As the first spot of sun peeks out from what has been a brutal winter in New England, Drunken Boat #21 is upon us full of shoots and blossoms that might help sustain us this season. Celebrating its 15th year in existence, 2015 is proving to be a banner year for us as a number of projects are coming to fruition. First we are excited to announce Collier Nogues’ The Ground I Stand On is Not My Ground as the winner of our inaugural book prize as chosen by Forrest Gander, the first of its kind as we accepted manuscripts of poetry, translation and hybrid work. Collier’s book fits in that latter category as it is a provocative collection of erasures of historical, political, touristic, cultural and literary texts about Okinawa Island in Japan, site of the last and biggest of the Pacific Island battles in World War II. That the book manages to create lyric, epistolary and even rhyming poems out of such disparate elements is a feat in and of itself, but there’s an additional element that differentiates this book from all others. Collier uses QR codes to link to online interactive versions of the poem, which can be found here: [thegroundistandon.com], extending the poems beyond the page and the screen, in a way that speaks to our very ethos at Drunken Boat. We’ve included a folio that has poems from all of the finalists for this inaugural contest, to give you a small sense of what a difficult decision it was to make.
Another folio in this issue is also related to a forthcoming book project. Acclaimed international poet and editor Alvin Pang has put together a folio on “Union,” which encompasses a sense of connection between the country he hails from, Singapore, and the United States. An apt folio, especially given that this is the 50th anniversary of Singaporean independence and also the year of the passing of Lee Kuan Yew, the former Prime Minister, this folio presages a forthcoming book co-published by Drunken Boat and by Ethos Press in Singapore which will include the best of fifty years of Singaporean writing as well as 15 years of Drunken Boat.
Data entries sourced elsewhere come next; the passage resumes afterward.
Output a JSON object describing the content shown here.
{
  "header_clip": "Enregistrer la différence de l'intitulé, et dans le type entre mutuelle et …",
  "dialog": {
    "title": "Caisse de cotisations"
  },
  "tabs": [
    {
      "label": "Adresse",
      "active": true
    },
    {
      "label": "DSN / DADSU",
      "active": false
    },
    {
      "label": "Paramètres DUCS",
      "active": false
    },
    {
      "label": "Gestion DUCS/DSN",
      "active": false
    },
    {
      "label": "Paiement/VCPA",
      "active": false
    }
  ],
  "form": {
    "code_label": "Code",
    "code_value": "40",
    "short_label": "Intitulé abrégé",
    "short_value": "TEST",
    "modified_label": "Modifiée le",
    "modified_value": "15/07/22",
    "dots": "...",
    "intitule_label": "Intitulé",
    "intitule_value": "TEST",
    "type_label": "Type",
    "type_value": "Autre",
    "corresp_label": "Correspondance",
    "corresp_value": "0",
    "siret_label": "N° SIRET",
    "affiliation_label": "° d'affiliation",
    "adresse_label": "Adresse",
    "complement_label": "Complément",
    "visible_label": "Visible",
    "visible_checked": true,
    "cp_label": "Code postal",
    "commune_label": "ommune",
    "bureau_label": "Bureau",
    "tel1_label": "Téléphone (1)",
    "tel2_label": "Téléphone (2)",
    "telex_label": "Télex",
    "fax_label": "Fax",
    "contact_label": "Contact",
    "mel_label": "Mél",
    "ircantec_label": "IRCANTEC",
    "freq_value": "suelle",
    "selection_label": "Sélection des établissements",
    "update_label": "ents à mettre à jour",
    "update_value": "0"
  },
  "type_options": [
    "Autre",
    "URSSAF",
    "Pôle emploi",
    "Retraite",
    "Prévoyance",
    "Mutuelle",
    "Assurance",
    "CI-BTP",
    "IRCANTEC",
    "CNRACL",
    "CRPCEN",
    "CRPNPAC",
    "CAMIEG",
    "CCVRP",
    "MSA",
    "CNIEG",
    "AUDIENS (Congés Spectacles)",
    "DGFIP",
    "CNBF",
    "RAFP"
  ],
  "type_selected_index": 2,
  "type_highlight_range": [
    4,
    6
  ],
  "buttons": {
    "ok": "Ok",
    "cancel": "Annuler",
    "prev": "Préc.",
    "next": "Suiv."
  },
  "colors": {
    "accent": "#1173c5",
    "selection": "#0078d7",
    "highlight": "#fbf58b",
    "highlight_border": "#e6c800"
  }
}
The connections and divergences between the US and Singapore are manifold and we are attempting to sketch out some of those intersections and points of departure.
Finally our last special folio is dedicated to one of Singapore’s Asian neighbors and financial rivals, Hong Kong, whose citizens were involved in an act of mass civil disobedience that began after the Standing Committee of the National People’s Congress (NPCSC) from the People’s Republic of China (PRC) proposed reforms to the Hong Kong electoral system. Seen as a precursor to Communist Party control over Hong Kong, the Umbrella Revolution was spawned and nearly 100,000 occupied the streets in many parts of the city, closing traffic for over 70 days. Though the protests ended without any political concessions from the Chinese government, it also spawned worldwide interest in the situation as well as some stimulating works of art and literature, some of which we collect for you here.
Our issue also includes offerings in our regular folios, including Poetry, Nonfiction, Translation and Reviews, as well as a global redesign of our site and our blog, hopefully making things easier to access and navigate. We were glad to participate in the AWP conference in Minneapolis, where we launched Collier’s book, had Alvin and two of his fellow contributors from the upcoming Singapore project, Issa Kamari and Jee Leong Koh, perform new work, and participate in an extraordinary evening with other small presses and independent journals we admire. We’ve recorded these readings and look forward to archiving them so that you might relive what was one of the highlights of the entire conference for all involved.
Drunken Boat is also glad to welcome some new folks to our team, including Tiffany De Vos, who steps in for Erica Mena as our Managing Editor, Genevieve Pfeiffer who has joined us our Production Editor, and Lily Hoang who is replacing Erin Wilcox as our Nonfiction Editor. So it is a time of hellos and goodbyes, and ample thanks for those members of our staff who have made the magazine what it is today. Erica will continue on as an Associate Editor who, among other things, is putting together a folio on the Mongrel Coalition. We’ll also have upcoming folios on the Glass House Shelter Project, dedicated to bringing college-accredited writing courses to homeless shelters, contemporary Sound Art and on the Romani experience, eschewing the romanticized image of a “Gypsy other.” But that’s fodder for the future. For now, we hope that you enjoy our new issue and our new books, and that you continue to support the arts online, remembering that we are all citizens of a global community and the innovative voices come from all around us, if only we listen closely enough.